There’s no clean transfer. These thinkers, radical though they were, focused on human systems, human voices, and human spectatorship. But their tools weren’t meant to stay static. They were meant to be re-purposed, misused, broken open.
Boal and the ethics of participation
Augusto Boal’s Theatre of the Oppressed begins with one powerful shift: turning the spectator into the spect-actor; a person who sees and acts, who stops being a passive consumer and begins to intervene.
This logic has deep potential in animal activism. It pushes against the static witnessing of suffering and toward embodied participation; not just in art, but in the systems that sustain harm.
But there’s a challenge: Boal’s tools depend on human dialogue. The oppressed speak. They intervene in their own liberation. In the animal context, we’re always working in translation. So, the danger is clear: do we end up speaking for animals, or can we create performances that provoke action without erasing their otherness?
That’s the ethical tightrope. To honour what cannot be directly spoken, without filling in the silence with sentimentality or projection.
Brecht and the politics of distance
If Boal invites us in, Bertolt Brecht holds us at arm’s length. His concept of Verfremdungseffekt, the alienation or distancing effect, deliberately interrupts emotional immersion to make space for critical thinking.
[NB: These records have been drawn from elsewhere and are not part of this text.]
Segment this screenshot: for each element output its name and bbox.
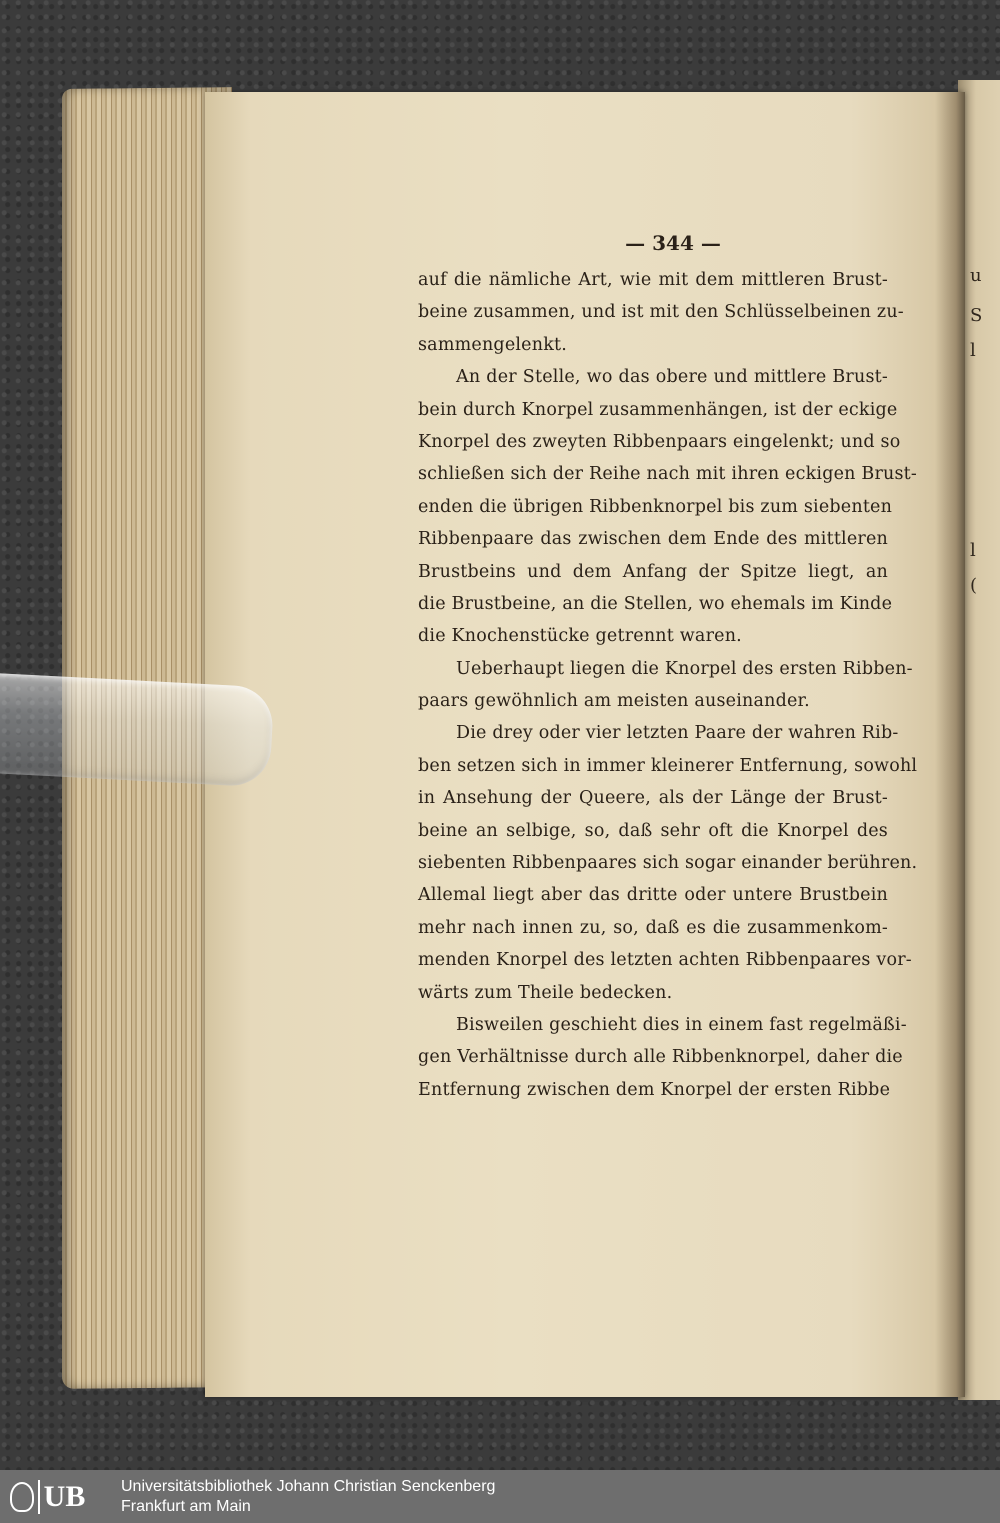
text-line: beine zusammen, und ist mit den Schlüsselbeinen zu-	[418, 302, 904, 323]
text-line: gen Verhältnisse durch alle Ribbenknorpel, daher die	[418, 1047, 903, 1068]
logo-text: UB	[38, 1480, 86, 1514]
text-line: mehr nach innen zu, so, daß es die zusammenkom-	[418, 917, 888, 938]
text-line: auf die nämliche Art, wie mit dem mittleren Brust-	[418, 270, 888, 290]
footer-bar	[0, 1470, 1000, 1523]
text-line: Entfernung zwischen dem Knorpel der ersten Ribbe	[418, 1079, 891, 1100]
text-line: enden die übrigen Ribbenknorpel bis zum siebenten	[418, 496, 893, 517]
text-line: bein durch Knorpel zusammenhängen, ist der eckige	[418, 399, 898, 420]
footer-institution	[121, 1477, 495, 1517]
text-line: Brustbeins und dem Anfang der Spitze liegt, an	[418, 561, 888, 582]
next-page-glyph: u	[970, 265, 982, 286]
seal-icon	[10, 1482, 34, 1512]
next-page-glyph: l	[970, 540, 976, 561]
text-line: Bisweilen geschieht dies in einem fast regelmäßi-	[456, 1014, 907, 1035]
text-line: ben setzen sich in immer kleinerer Entfernung, sowohl	[418, 755, 918, 776]
text-line: Die drey oder vier letzten Paare der wahren Rib-	[456, 723, 899, 744]
text-line: wärts zum Theile bedecken.	[418, 982, 673, 1003]
page-number: — 344 —	[625, 231, 721, 255]
next-page-glyph: (	[970, 575, 978, 596]
text-line: schließen sich der Reihe nach mit ihren eckigen Brust-	[418, 464, 918, 485]
text-line: paars gewöhnlich am meisten auseinander.	[418, 691, 810, 712]
text-lines	[418, 264, 918, 1106]
institution-city: Frankfurt am Main	[121, 1497, 251, 1515]
institution-name: Universitätsbibliothek Johann Christian Senckenberg	[121, 1477, 496, 1495]
text-line: Ueberhaupt liegen die Knorpel des ersten Ribben-	[456, 658, 913, 679]
text-line: Knorpel des zweyten Ribbenpaars eingelenkt; und so	[418, 431, 901, 452]
next-page-glyph: S	[970, 305, 983, 326]
text-line: Ribbenpaare das zwischen dem Ende des mittleren	[418, 529, 888, 550]
text-line: die Brustbeine, an die Stellen, wo ehemals im Kinde	[418, 593, 893, 614]
next-page-glyph: l	[970, 340, 976, 361]
text-line: siebenten Ribbenpaares sich sogar einander berühren.	[418, 853, 918, 874]
library-logo[interactable]	[0, 1470, 95, 1523]
text-line: in Ansehung der Queere, als der Länge der Brust-	[418, 788, 888, 809]
glass-page-weight	[0, 672, 274, 787]
text-line: menden Knorpel des letzten achten Ribbenpaares vor-	[418, 950, 912, 971]
text-line: die Knochenstücke getrennt waren.	[418, 626, 742, 647]
text-line: sammengelenkt.	[418, 334, 568, 355]
gutter-shadow	[935, 92, 965, 1397]
page-text-block	[418, 228, 918, 1106]
text-line: Allemal liegt aber das dritte oder untere Brustbein	[418, 885, 888, 906]
text-line: beine an selbige, so, daß sehr oft die Knorpel des	[418, 820, 888, 841]
text-line: An der Stelle, wo das obere und mittlere Brust-	[456, 367, 888, 388]
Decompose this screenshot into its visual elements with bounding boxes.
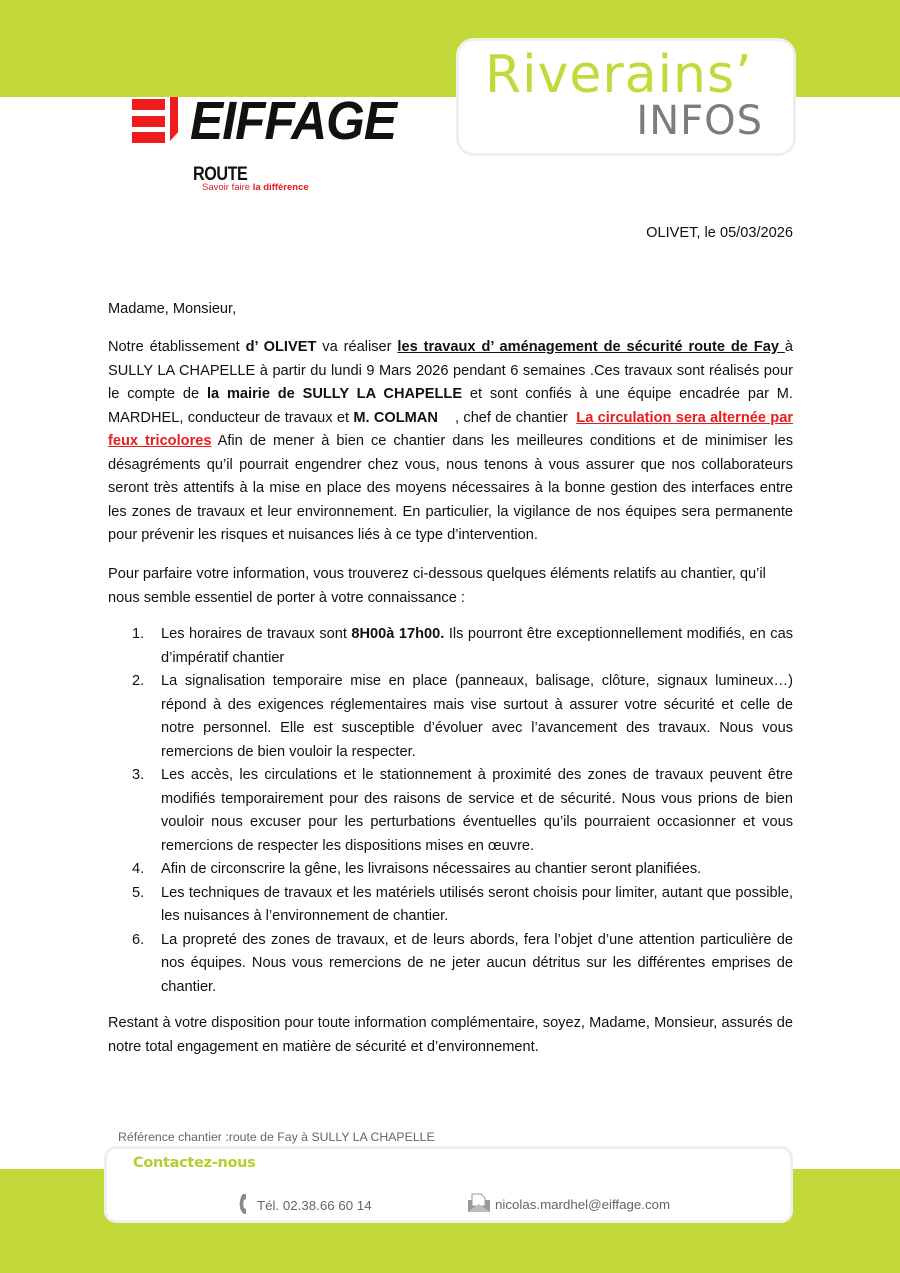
list-number: 3. <box>132 767 145 783</box>
list-number: 4. <box>132 861 145 877</box>
tagline-part2: la différence <box>252 182 309 193</box>
list-number: 1. <box>132 626 145 642</box>
list-item <box>108 929 793 1000</box>
list-item <box>108 670 793 764</box>
closing-paragraph: Restant à votre disposition pour toute information complémentaire, soyez, Madame, Monsieur, assurés de notre total engagement en matière de sécurité et d’environnement. <box>108 1015 793 1055</box>
intro-text: et sont confiés à une équipe encadrée par M. MARDHEL, conducteur de travaux et <box>108 386 793 426</box>
email-address[interactable]: nicolas.mardhel@eiffage.com <box>495 1197 671 1212</box>
phone-icon <box>239 1193 253 1218</box>
list-item <box>108 764 793 858</box>
contact-email[interactable] <box>467 1193 670 1216</box>
salutation: Madame, Monsieur, <box>108 301 237 317</box>
logo-wordmark: EIFFAGE <box>190 91 397 151</box>
tagline-part1: Savoir faire <box>202 182 253 193</box>
list-item <box>108 623 793 670</box>
list-text: Afin de circonscrire la gêne, les livraisons nécessaires au chantier seront planifiées. <box>161 861 702 877</box>
list-text: Les techniques de travaux et les matériels utilisés seront choisis pour limiter, autant que possible, les nuisances à l’environnement de chantier. <box>161 884 793 924</box>
list-text: Ils pourront être exceptionnellement modifiés, en cas d’impératif chantier <box>161 626 793 666</box>
contact-title: Contactez-nous <box>133 1155 256 1171</box>
logo-division: ROUTE <box>193 164 248 185</box>
intro-text: à SULLY LA CHAPELLE à partir du lundi 9 Mars 2026 pendant 6 semaines .Ces travaux sont réalisés pour le compte de <box>108 339 793 402</box>
riverains-infos-banner <box>456 38 796 156</box>
logo-tagline <box>202 182 309 193</box>
intro-text: Notre établissement <box>108 339 246 355</box>
contact-box <box>104 1146 793 1223</box>
intro-text: , chef de chantier <box>437 409 577 426</box>
envelope-icon <box>467 1193 491 1216</box>
contact-phone[interactable] <box>239 1193 372 1218</box>
intro-establishment: d’ OLIVET <box>245 339 317 355</box>
list-text: Les accès, les circulations et le stationnement à proximité des zones de travaux peuvent être modifiés temporairement pour des raisons de service et de sécurité. Nous vous prions de bien vouloir nous excuser pour les perturbations éventuelles qu’ils pourraient occasionner et vous remercions de respecter les dispositions mises en œuvre. <box>161 767 793 854</box>
list-number: 2. <box>132 673 145 689</box>
list-text: La signalisation temporaire mise en place (panneaux, balisage, clôture, signaux lumineux…) répond à des exigences réglementaires mais vise surtout à assurer votre sécurité et celle de notre personnel. Elle est susceptible d’évoluer avec l’avancement des travaux. Nous vous remercions de bien vouloir la respecter. <box>161 673 793 760</box>
list-number: 6. <box>132 931 145 948</box>
work-hours: 8H00à 17h00. <box>351 626 445 642</box>
info-intro-paragraph: Pour parfaire votre information, vous trouverez ci-dessous quelques éléments relatifs au chantier, qu’il nous semble essentiel de porter à votre connaissance : <box>108 566 766 606</box>
intro-site-manager: M. COLMAN <box>353 409 438 426</box>
intro-text: va réaliser <box>316 339 398 355</box>
site-info-list <box>108 623 793 999</box>
intro-paragraph <box>108 336 793 548</box>
list-text: Les horaires de travaux sont <box>161 626 352 642</box>
traffic-notice: La circulation sera alternée par feux tricolores <box>108 409 793 449</box>
banner-subtitle: INFOS <box>636 98 763 144</box>
intro-works-title: les travaux d’ aménagement de sécurité route de Fay <box>397 339 785 355</box>
phone-number[interactable]: Tél. 02.38.66 60 14 <box>257 1198 372 1213</box>
banner-title: Riverains’ <box>485 45 753 105</box>
place-date: OLIVET, le 05/03/2026 <box>646 225 793 241</box>
eiffage-logo-mark-icon <box>132 97 182 147</box>
eiffage-logo <box>132 91 397 157</box>
list-item <box>108 858 793 882</box>
site-reference: Référence chantier :route de Fay à SULLY LA CHAPELLE <box>118 1130 435 1144</box>
intro-text: Afin de mener à bien ce chantier dans les meilleures conditions et de minimiser les désagréments qu’il pourrait engendrer chez vous, nous tenons à vous assurer que nos collaborateurs seront très attentifs à la mise en place des moyens nécessaires à la bonne gestion des interfaces entre les zones de travaux et leur environnement. En particulier, la vigilance de nos équipes sera permanente pour prévenir les risques et nuisances liés à ce type d’intervention. <box>108 433 793 543</box>
list-item <box>108 882 793 929</box>
list-text: La propreté des zones de travaux, et de leurs abords, fera l’objet d’une attention particulière de nos équipes. Nous vous remercions de ne jeter aucun détritus sur les différentes emprises de chantier. <box>161 931 793 995</box>
list-number: 5. <box>132 884 145 901</box>
intro-client: la mairie de SULLY LA CHAPELLE <box>206 386 463 402</box>
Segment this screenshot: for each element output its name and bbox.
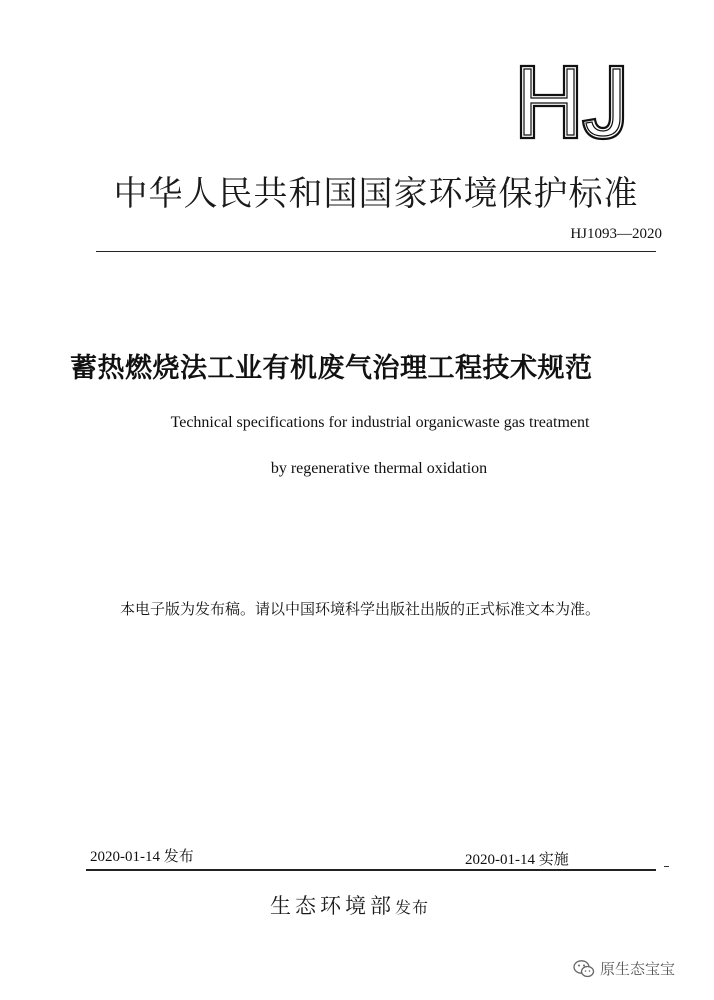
document-title-en-line1: Technical specifications for industrial organicwaste gas treatment — [170, 414, 590, 431]
header-divider — [96, 251, 656, 252]
publisher-action: 发布 — [395, 898, 430, 917]
document-title-en-line2: by regenerative thermal oxidation — [270, 460, 488, 477]
document-title-zh: 蓄热燃烧法工业有机废气治理工程技术规范 — [70, 353, 593, 384]
hj-logo — [517, 62, 643, 142]
watermark — [573, 958, 675, 979]
footer-divider — [86, 869, 656, 871]
wechat-icon — [573, 959, 595, 979]
publisher — [270, 890, 429, 920]
standard-number: HJ1093—2020 — [570, 226, 662, 242]
publish-date-label: 发布 — [163, 847, 194, 865]
implement-date-value: 2020-01-14 — [465, 852, 535, 868]
footer-divider-tick — [664, 866, 669, 867]
watermark-text: 原生态宝宝 — [600, 960, 676, 978]
implement-date — [465, 848, 569, 869]
implement-date-label: 实施 — [538, 850, 569, 868]
edition-notice: 本电子版为发布稿。请以中国环境科学出版社出版的正式标准文本为准。 — [119, 600, 600, 618]
publish-date — [90, 845, 194, 866]
publish-date-value: 2020-01-14 — [90, 849, 160, 865]
publisher-org: 生态环境部 — [270, 894, 395, 918]
issuer-title: 中华人民共和国国家环境保护标准 — [113, 174, 639, 214]
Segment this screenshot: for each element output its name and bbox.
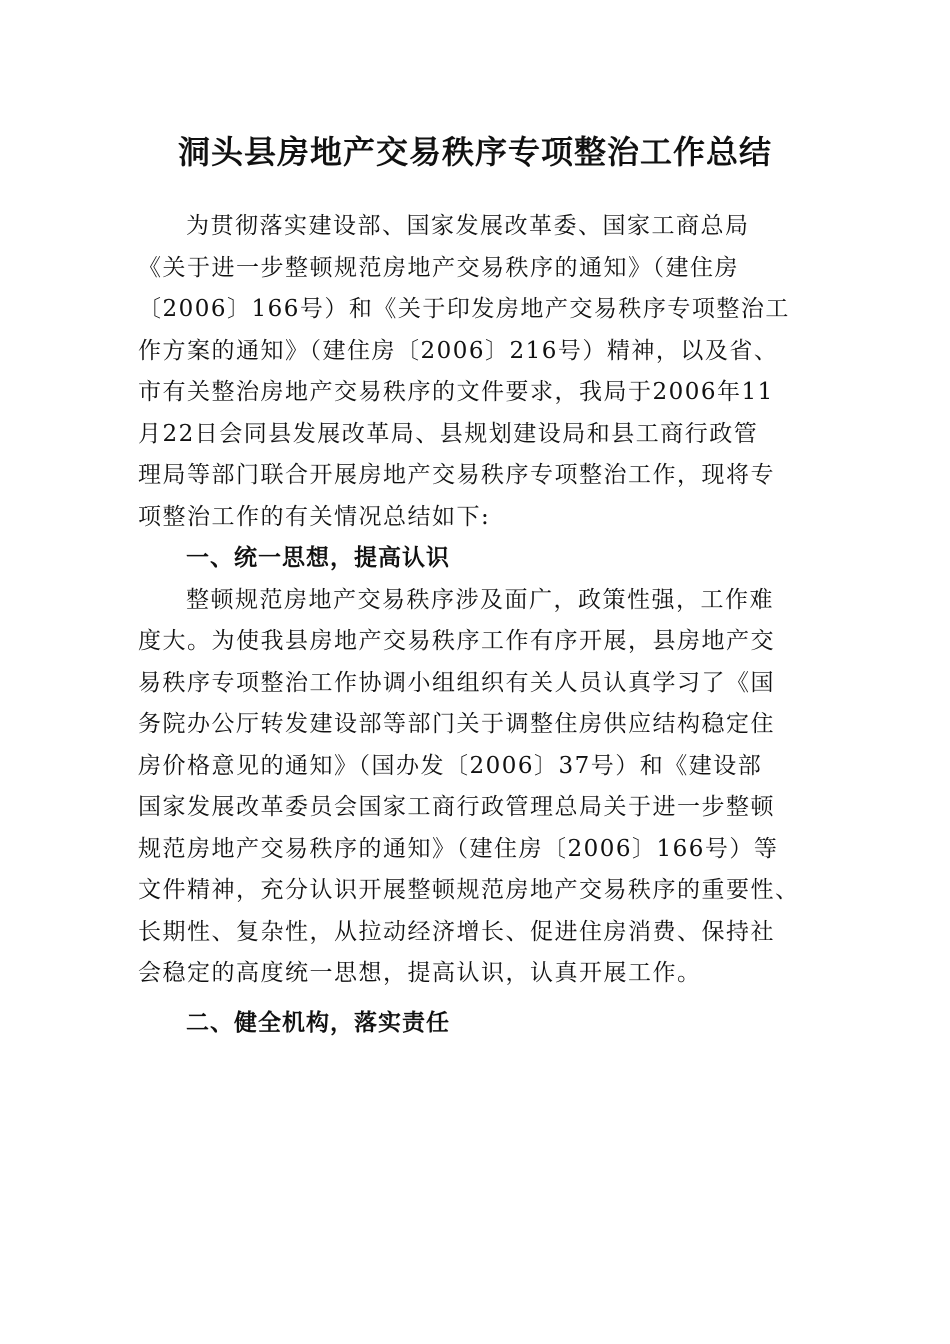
section-spacer — [138, 995, 818, 1003]
intro-line: 市有关整治房地产交易秩序的文件要求，我局于2006年11 — [138, 379, 774, 405]
section-1-line: 整顿规范房地产交易秩序涉及面广，政策性强，工作难 — [186, 586, 774, 613]
section-1-line: 易秩序专项整治工作协调小组组织有关人员认真学习了《国 — [138, 669, 775, 696]
section-1-line: 国家发展改革委员会国家工商行政管理总局关于进一步整顿 — [138, 794, 775, 820]
intro-line: 项整治工作的有关情况总结如下: — [138, 503, 491, 530]
intro-line: 理局等部门联合开展房地产交易秩序专项整治工作，现将专 — [138, 462, 775, 488]
section-1-line: 长期性、复杂性，从拉动经济增长、促进住房消费、保持社 — [138, 918, 775, 945]
intro-line: 为贯彻落实建设部、国家发展改革委、国家工商总局 — [186, 213, 750, 239]
document-title: 洞头县房地产交易秩序专项整治工作总结 — [177, 133, 772, 171]
intro-line: 〔2006〕166号）和《关于印发房地产交易秩序专项整治工 — [138, 296, 790, 322]
intro-line: 月22日会同县发展改革局、县规划建设局和县工商行政管 — [138, 420, 759, 447]
section-1-line: 务院办公厅转发建设部等部门关于调整住房供应结构稳定住 — [138, 711, 775, 737]
document-body — [138, 206, 818, 1044]
section-1-heading: 一、统一思想，提高认识 — [186, 545, 450, 571]
section-1-line: 房价格意见的通知》（国办发〔2006〕37号）和《建设部 — [138, 752, 763, 779]
intro-line: 作方案的通知》（建住房〔2006〕216号）精神，以及省、 — [138, 337, 779, 364]
section-1-line: 度大。为使我县房地产交易秩序工作有序开展，县房地产交 — [138, 628, 775, 654]
intro-line: 《关于进一步整顿规范房地产交易秩序的通知》（建住房 — [138, 254, 739, 281]
section-2-heading: 二、健全机构，落实责任 — [186, 1009, 450, 1036]
section-1-line: 文件精神，充分认识开展整顿规范房地产交易秩序的重要性、 — [138, 877, 800, 903]
section-1-line: 规范房地产交易秩序的通知》（建住房〔2006〕166号）等 — [138, 835, 779, 862]
section-1-line: 会稳定的高度统一思想，提高认识，认真开展工作。 — [138, 960, 702, 986]
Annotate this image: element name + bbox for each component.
We’re not supposed to cry; we’re supposed to reflect, question, and act.
This is particularly relevant in animal rights performance, where emotional manipulation (often through shock or pity) can trigger guilt, fatigue, or shutdown rather than change. Brecht reminds us that coolness, clarity, and friction are tools too.
In practice, this might look like:
A protest performance that interrupts a public space, demanding attention without asking for sympathy
A piece that refuses neat endings or victim narratives, instead leaving audiences with ethical discomfort
Embodied actions that mirror the audience’s own complicity, without offering instant redemption
But again, the challenge remains: Brecht’s methods rely on audiences identifying with the social contradictions of human life. When animals are represented, we risk either over-humanising them or relegating them to symbolic props. Neither path is ideal.
What about now? Enter Tactical Theatre
More recently, artists like Larry Bogad have taken up the mantle of political performance and carried it into activist spaces. His concept of “tactical performance” blends theatre, protest, and humour to expose injustice and reframe public discourse.
Bogad’s work with groups like The Clandestine Insurgent Rebel Clown Army, the Yes Men or Billionaires for Bush uses satire, mischief, and disruption as dramaturgy. The goal isn’t moral persuasion; it’s to disorient power.
This feels especially applicable to contemporary animal rights movements, where conventional messaging can feel saturated or stale. A well-timed piece of art intervention, whether comedic, poetic, or surreal, can draw media attention, shift the narrative, and invite passersby to see familiar structures in new ways.
Some provocations to end on
None of these methods provide a perfect template. Boal, Brecht, and Bogad all offer strategies born of human struggle. To apply them in the context of nonhuman liberation is to wade into complicated waters.
Still, they leave us with rich questions to work with:
What does participation look like when the oppressed cannot directly engage?
How can we use distance, interruption, or humour without trivialising suffering?
What forms invite action; not guilt, not pity, but critical, lasting engagement?
Political theatre has always been about shaking the ground beneath the audience’s feet. If we are to use it in animal advocacy, we must also be willing to shake our own assumptions; about voice, presence, audience, and impact.